Robin McGrath ’72

Receiving my Alumni Scholarship meant a great deal to me; it meant I was able to attend UCLA. I was from a single-parent family, and things were tight at home. My mother was the only one working to support two children and her parents under one roof. As a California State Scholarship recipient, my fees and books were covered, but since I was a commuting student (from the San Fernando Valley) my Alumni Scholarship paid for my commuting costs for a year. (Gas wasn't nearly as expensive back then.)

What I remember most about UCLA were the people. No matter what your experience was in high school, your personality, your interests, whatever, UCLA had so much going on with such a variety of people and cultures that there was no problem finding great, lifelong friends. I met my husband here in Rally Committee. Our son, Tim ’02, attended UCLA and met his fiancé here as well. So, I guess it runs in the family. Hopefully our daughter, Megan, (may she be lucky enough to get in next year) will have the same wonderful experience.

The value of my UCLA degree came into play by allowing me to advance in my first career in the telecommunications industry. The campus environment prepared me to navigate through a large corporation, like AT&T, and gave me the confidence to deal with new situations, new learning experiences and to apply what I learned in ways I had never thought of before.
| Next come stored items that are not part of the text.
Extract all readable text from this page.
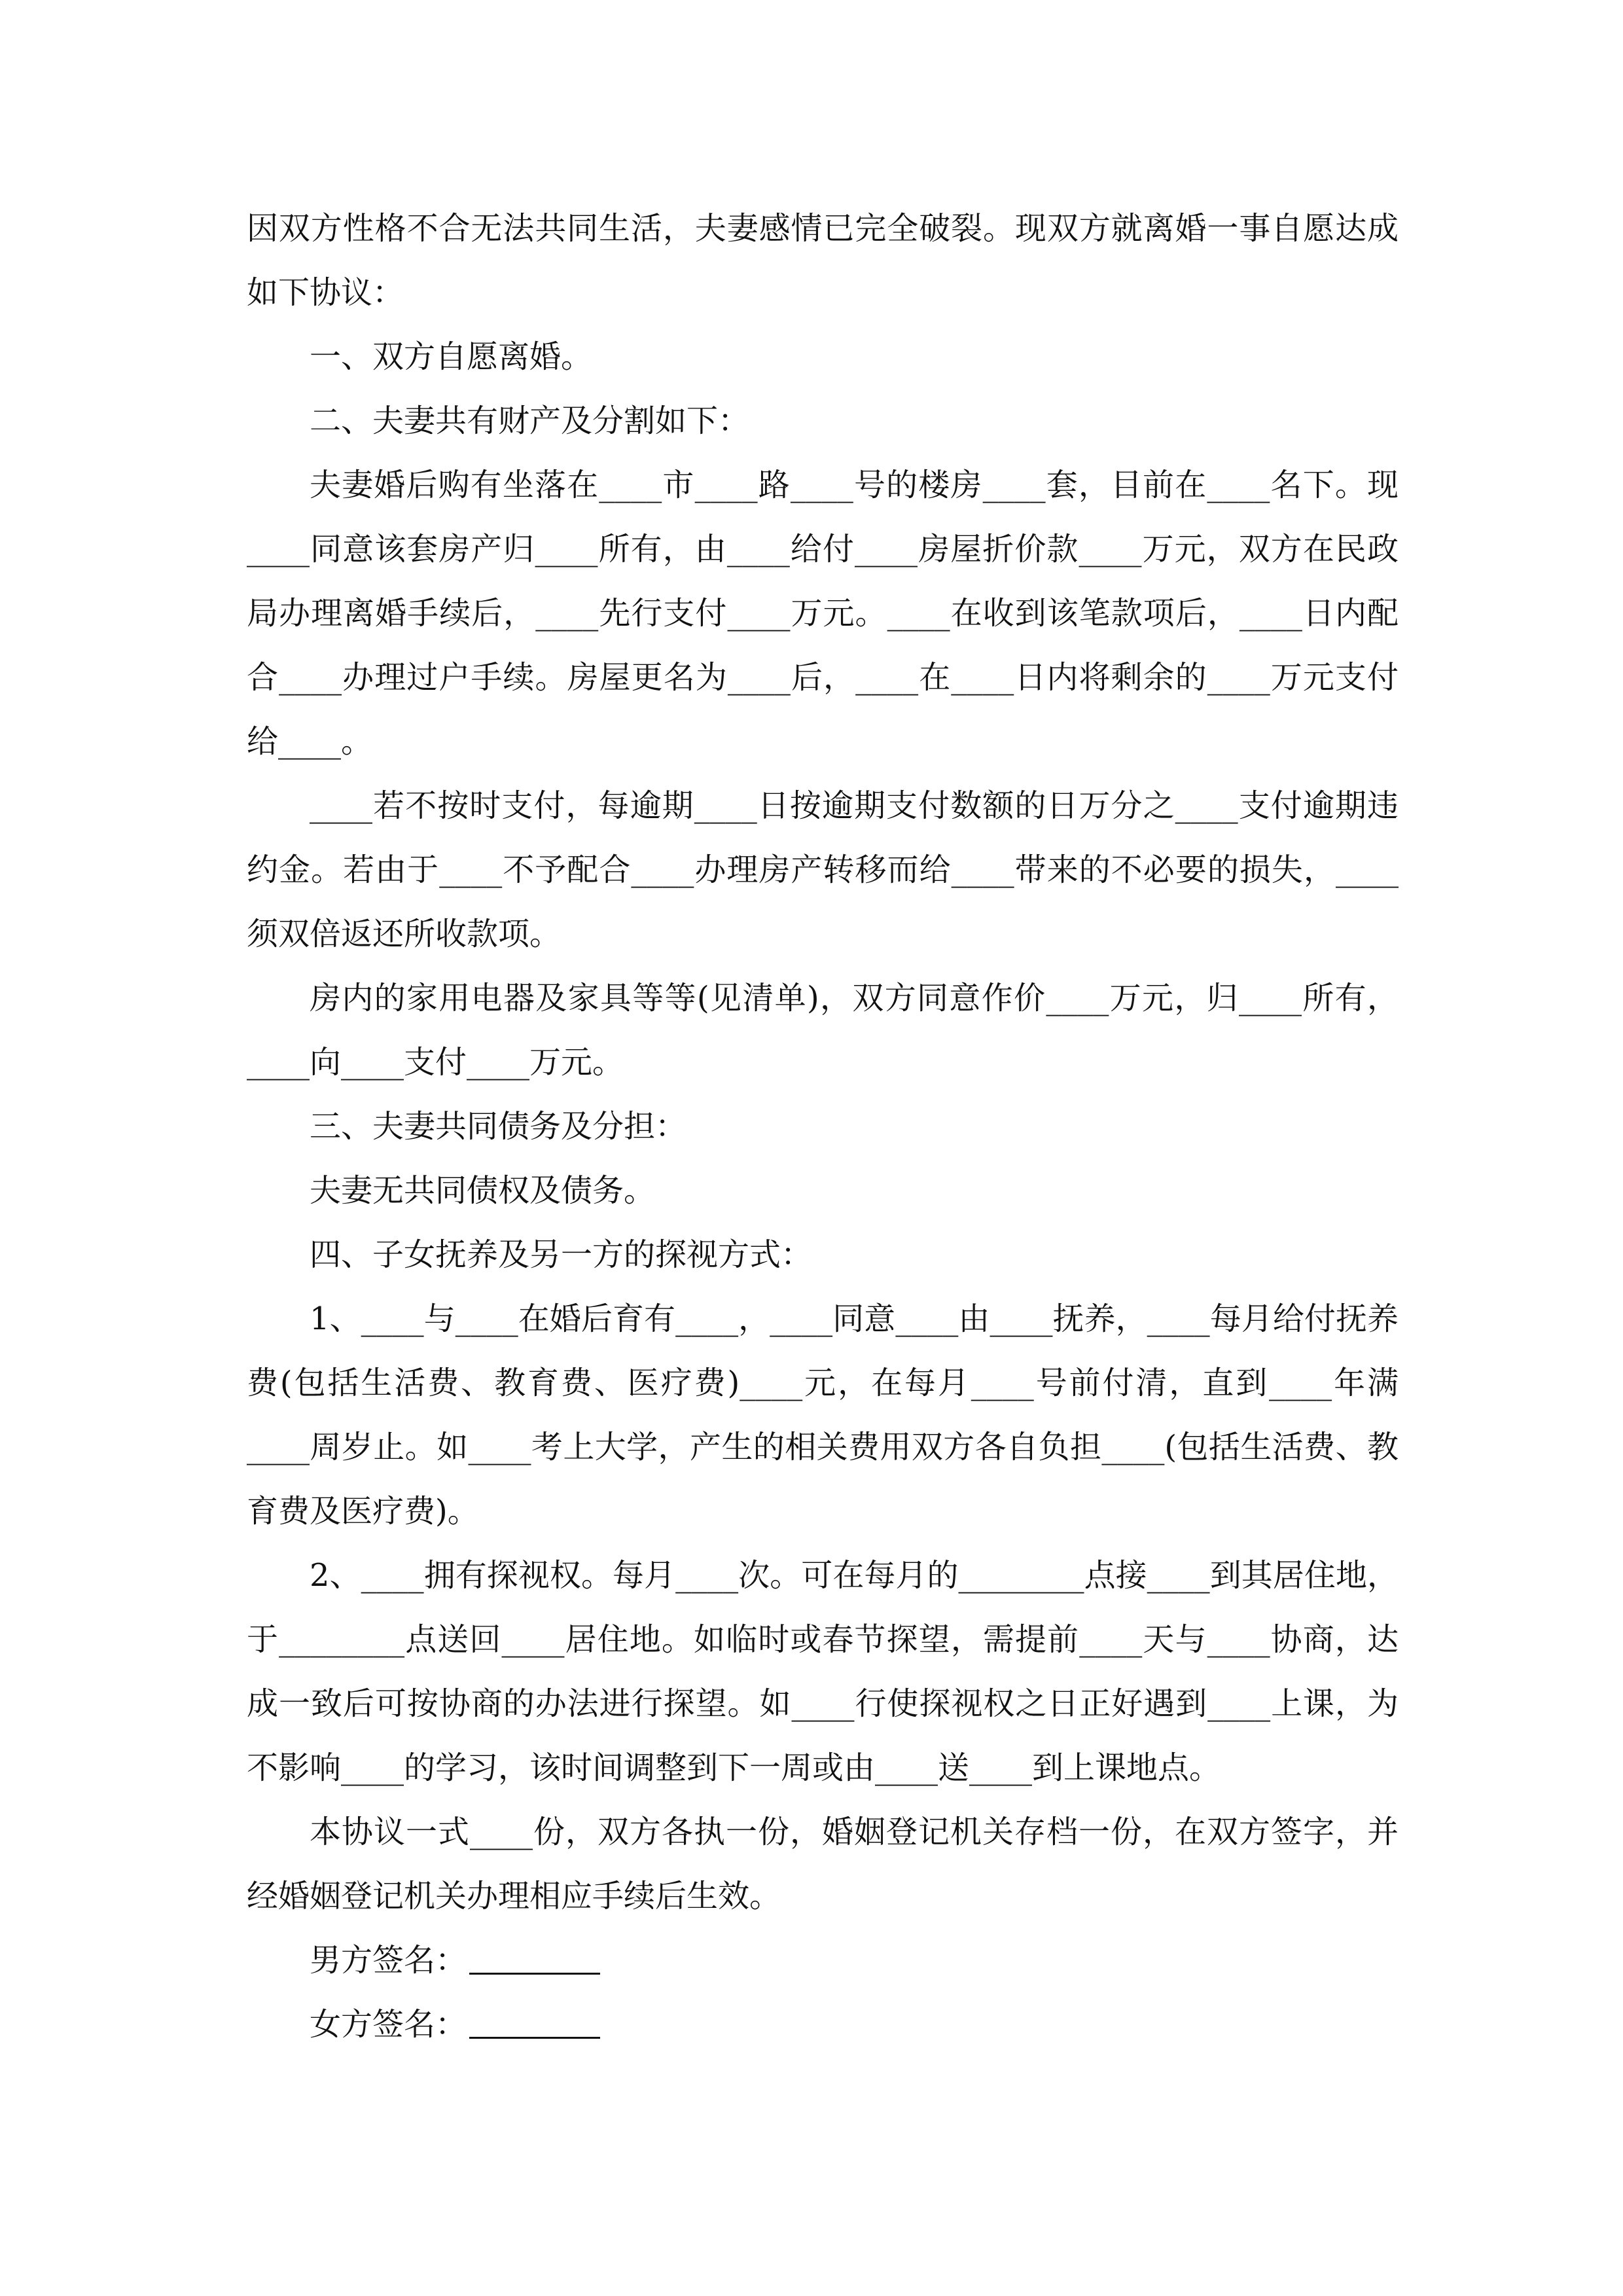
因双方性格不合无法共同生活，夫妻感情已完全破裂。现双方就离婚一事自愿达成如下协议：

一、双方自愿离婚。

二、夫妻共有财产及分割如下：

夫妻婚后购有坐落在____市____路____号的楼房____套，目前在____名下。现____同意该套房产归____所有，由____给付____房屋折价款____万元，双方在民政局办理离婚手续后，____先行支付____万元。____在收到该笔款项后，____日内配合____办理过户手续。房屋更名为____后，____在____日内将剩余的____万元支付给____。

____若不按时支付，每逾期____日按逾期支付数额的日万分之____支付逾期违约金。若由于____不予配合____办理房产转移而给____带来的不必要的损失，____须双倍返还所收款项。

房内的家用电器及家具等等(见清单)，双方同意作价____万元，归____所有，____向____支付____万元。

三、夫妻共同债务及分担：

夫妻无共同债权及债务。

四、子女抚养及另一方的探视方式：

1、____与____在婚后育有____，____同意____由____抚养，____每月给付抚养费(包括生活费、教育费、医疗费)____元，在每月____号前付清，直到____年满____周岁止。如____考上大学，产生的相关费用双方各自负担____(包括生活费、教育费及医疗费)。

2、____拥有探视权。每月____次。可在每月的________点接____到其居住地，于________点送回____居住地。如临时或春节探望，需提前____天与____协商，达成一致后可按协商的办法进行探望。如____行使探视权之日正好遇到____上课，为不影响____的学习，该时间调整到下一周或由____送____到上课地点。

本协议一式____份，双方各执一份，婚姻登记机关存档一份，在双方签字，并经婚姻登记机关办理相应手续后生效。

男方签名：

女方签名：
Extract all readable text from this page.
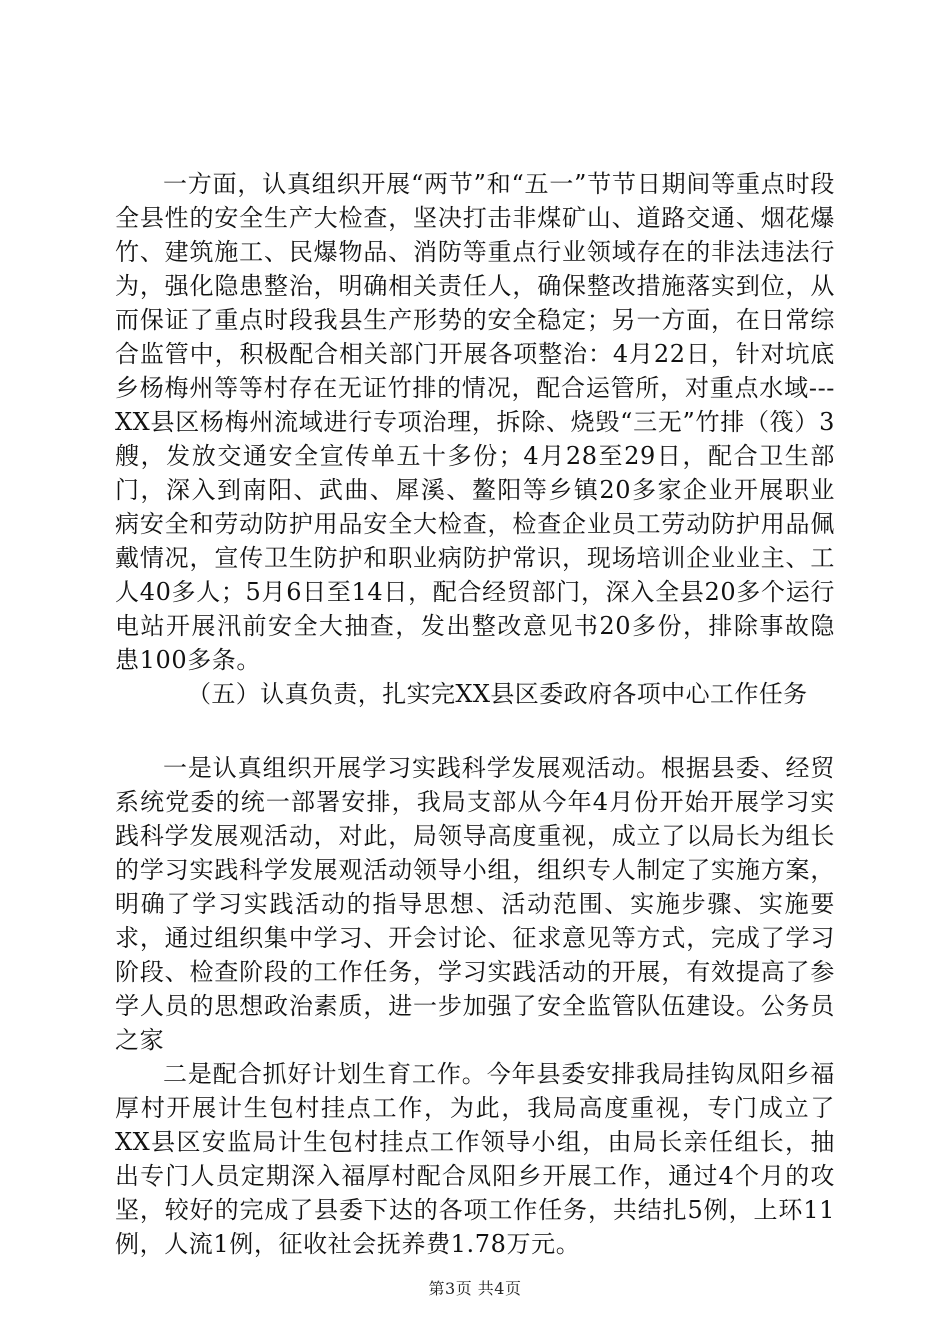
一方面，认真组织开展“两节”和“五一”节节日期间等重点时段全县性的安全生产大检查，坚决打击非煤矿山、道路交通、烟花爆竹、建筑施工、民爆物品、消防等重点行业领域存在的非法违法行为，强化隐患整治，明确相关责任人，确保整改措施落实到位，从而保证了重点时段我县生产形势的安全稳定；另一方面，在日常综合监管中，积极配合相关部门开展各项整治：4月22日，针对坑底乡杨梅州等等村存在无证竹排的情况，配合运管所，对重点水域---XX县区杨梅州流域进行专项治理，拆除、烧毁“三无”竹排（筏）3艘，发放交通安全宣传单五十多份；4月28至29日，配合卫生部门，深入到南阳、武曲、犀溪、鳌阳等乡镇20多家企业开展职业病安全和劳动防护用品安全大检查，检查企业员工劳动防护用品佩戴情况，宣传卫生防护和职业病防护常识，现场培训企业业主、工人40多人；5月6日至14日，配合经贸部门，深入全县20多个运行电站开展汛前安全大抽查，发出整改意见书20多份，排除事故隐患100多条。

（五）认真负责，扎实完XX县区委政府各项中心工作任务

一是认真组织开展学习实践科学发展观活动。根据县委、经贸系统党委的统一部署安排，我局支部从今年4月份开始开展学习实践科学发展观活动，对此，局领导高度重视，成立了以局长为组长的学习实践科学发展观活动领导小组，组织专人制定了实施方案，明确了学习实践活动的指导思想、活动范围、实施步骤、实施要求，通过组织集中学习、开会讨论、征求意见等方式，完成了学习阶段、检查阶段的工作任务，学习实践活动的开展，有效提高了参学人员的思想政治素质，进一步加强了安全监管队伍建设。公务员之家

二是配合抓好计划生育工作。今年县委安排我局挂钩凤阳乡福厚村开展计生包村挂点工作，为此，我局高度重视，专门成立了XX县区安监局计生包村挂点工作领导小组，由局长亲任组长，抽出专门人员定期深入福厚村配合凤阳乡开展工作，通过4个月的攻坚，较好的完成了县委下达的各项工作任务，共结扎5例，上环11例，人流1例，征收社会抚养费1.78万元。

第3页 共4页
Then, later in life, when I felt a change was due, my strong connection with UCLA through the years brought me back to campus for a second career, following an early retirement from telecommunications. I always have thought that working on campus would be great and I was right.

As someone whose education was largely dependent upon the generosity of others, I found myself grateful for the opportunity and anxious to make sure that an affordable public university such as UCLA continued to grow in prestige, not only academically, but in every aspect. I think that too often attendees of larger public institutions feel a sense of entitlement for their education and, therefore, leave after graduation never looking back. I have been happy to be a part of the effort to make UCLA a more personal and private experience. Alumni can feel like they belong to the University family from their first days here and, thus, become Bruins for life.